Imâm-i Rabbânî Müceddîd-i Elf-i sânî Ahmed Fârûkî Serhendi hazretlerinin üç cild (MEKTÛBÂT) kitâbindan ve ogullari Muhammed Ma'sûm-i Fârûkî hazretlerinin de üç cild (MEKTÛBÂT) kitâbindan, uzun bir çalisma sonunda çikarilan kiymetli cümleler, Elif-ba sirasina göre tanzîm edilmis, Seyyid Abdülhakîm Arvâsî hazretlerine okunmusdur. Dikkat ile dinledikden sonra, bunun adi (Kiymetsiz Yazilar) olsun demisdir. Okuyanin hayreti üzere, anlamadin mi, (Bunun kiymetine karsilik olabilecek birsey bulunabilir mi?) buyurmusdur.
*
Esbâb [sebebler] ve vesâil [vesîleler] cimâddir. [Cansizdirlar.] Kendileri gibi bir gayri de te'sîr ederek onu meydâna getiremezler. Onlarin ötesinde bir kâdir vardir ki, ani buyurur. Akllilar, cimâdda gördükleri fi'lden, fâil [yapan] ve muharrik [hareket etdirici] den haberdâr olur. Cimâdin fi'li, akllilar indinde, fâili hakîkî fi'line perde olmaz. Belki fâile delîl olur. Aklsizlar, fi'l cimâdâtin isidir, der. 1/266 [Müjdeci Mektûblar: 399.]
*
Esbâbin [sebeblerin] te'sîrine râzi olmak lâzimdir. Bu te'sîri de, o sebebin vücûdi gibi, Allahü teâlânin yaratmasi ile bilmelidir. 1/266 [Müjdeci Mektûblar: 399.]
*
Ahvâl ve mevâcîd [hâller ve vecdler]
ve müsâhedât [Aklin duyu organlariyla verdigi hükümlerdir. "Günes, aydinlaticidir", "Ates, yakicidir"]

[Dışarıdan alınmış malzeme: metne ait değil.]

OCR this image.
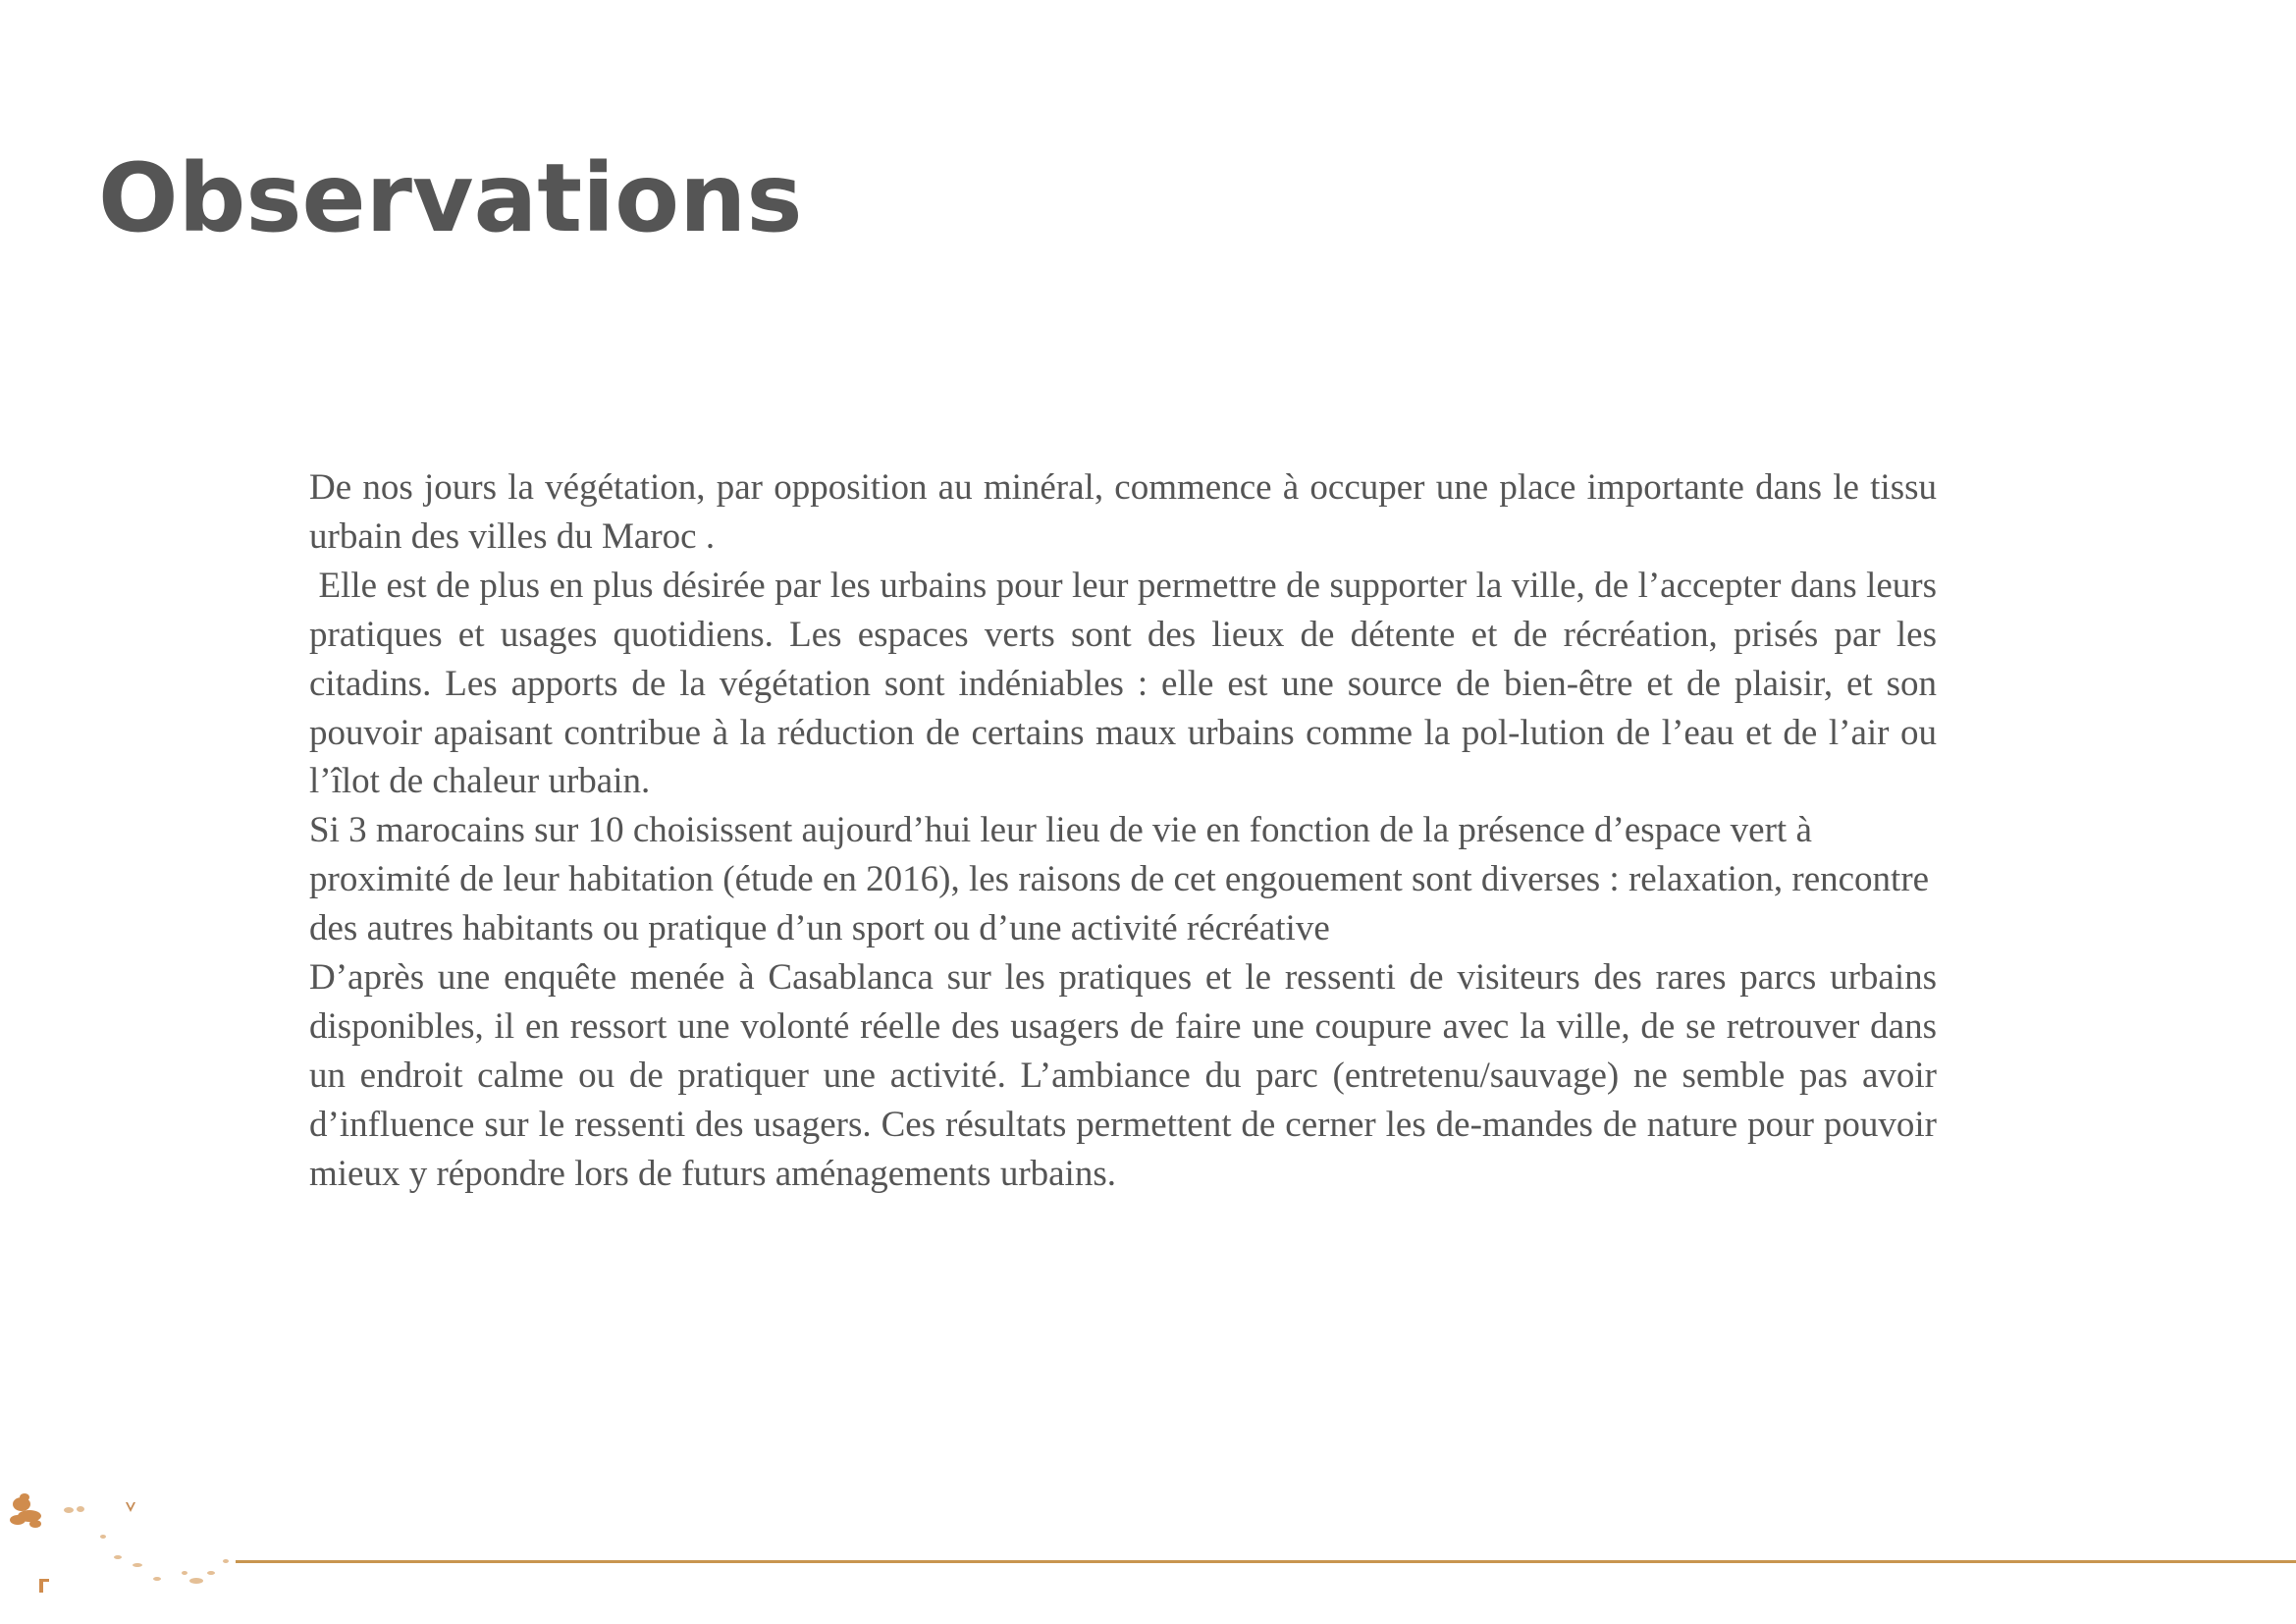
Observations

De nos jours la végétation, par opposition au minéral, commence à occuper une place importante dans le tissu urbain des villes du Maroc .

Elle est de plus en plus désirée par les urbains pour leur permettre de supporter la ville, de l’accepter dans leurs pratiques et usages quotidiens. Les espaces verts sont des lieux de détente et de récréation, prisés par les citadins. Les apports de la végétation sont indéniables : elle est une source de bien-être et de plaisir, et son pouvoir apaisant contribue à la réduction de certains maux urbains comme la pol-lution de l’eau et de l’air ou l’îlot de chaleur urbain.

Si 3 marocains sur 10 choisissent aujourd’hui leur lieu de vie en fonction de la présence d’espace vert à proximité de leur habitation (étude en 2016), les raisons de cet engouement sont diverses : relaxation, rencontre des autres habitants ou pratique d’un sport ou d’une activité récréative

D’après une enquête menée à Casablanca sur les pratiques et le ressenti de visiteurs des rares parcs urbains disponibles, il en ressort une volonté réelle des usagers de faire une coupure avec la ville, de se retrouver dans un endroit calme ou de pratiquer une activité. L’ambiance du parc (entretenu/sauvage) ne semble pas avoir d’influence sur le ressenti des usagers. Ces résultats permettent de cerner les de-mandes de nature pour pouvoir mieux y répondre lors de futurs aménagements urbains.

ve tecelliyât, [belirmeler,görünmeler] baslangiçda ve arada meydâna gelir. 1/284 [Müjdeci Mektûblar: 480.]
Ahvâl ve mevâcîd [hâller ve vecdler] matlûbun, ele geçirilmek istenilenin baslangiçlaridir. Maksad degildir. 1/172 [Müjdeci Mektûblar: 225.]
*
Ahvâl ve mevâcîdin [hâllerin ve vecdlerin] meydâna gelmesine sebeb, zâtin zikrinde, ismleri ve sifatlari düsünmekdir. 1/264 [Müjdeci Mektûblar: 396.]
*
Ahvâlden bir hâl hâsil olursa, üzülmege ve sevinmege degmez. Maksûd [ele geçirilmek istenilen] bîçûn ve bîçûnenin [ötelerin ötesi, anlasilamaz olanin] hâsil olmasidir. 1/130 [Müjdeci Mektûblar: 177.]
*
Ahvâl [hâller] bâtin içindir. O hâlleri bilmek ise zâhir içindir. 1/284 [Müjdeci Mektûblar: 480.]
*
Islâmin asli, ehl-i sünnetin bildirdigi gibi i'tikâdi düzeltmek ve ahkâm-i islâmiyyenin yapilmasidir. Islâmin kemâli, ehl-i sünnetden olan sofiyyenin sülûk-i tabakinca [uyarinca] tasfiye ve tezkiyeye baglidir. Bu üç erkâna muhâlif olan mesakkatli riyâzet [nefsin arzûlarini yapmamak] ve sikintili mücâhedeler [nefsin istemediklerini yapmak] ma'siyyetdir. 1/157 [Müjdeci Mektûblar: 199.]
*
Ism-i zâhir ile ism-i bâtin arasindaki fark, ilm ve âlim arasindaki fark gibidir. 1/160 [Müjdeci Mektûblar: 202.]
*
Esyâ esbâba [sebeblere] terettüb ederse de hiçbir seyde sebeb-i mu'ayyen yokdur. [Esyânin degismesi sebeblerle olur.]1/149 [Müjdeci Mektûblar: 192.]
*
Eflâtûn Îsâ aleyhisselâma meyl etmedi. Bir sahs ki, ölüleri diriltse [ki Eflâtunun fennine bu aykiridir.], Onu görüp, hâllerini inceleyip, sonra cevâb vermesi lâzim idi. Müsâhede etmeden cevâb, büyük bir inâd ve aklsizlikdir. [Eflâtûn böyle yapdi.] 3/117
*
Hak teâlâ sebebleri kendi yaratmasina örtü ve koruma kilmisdir. 2/44 [Se'âdet-i Ebediyye: 943.]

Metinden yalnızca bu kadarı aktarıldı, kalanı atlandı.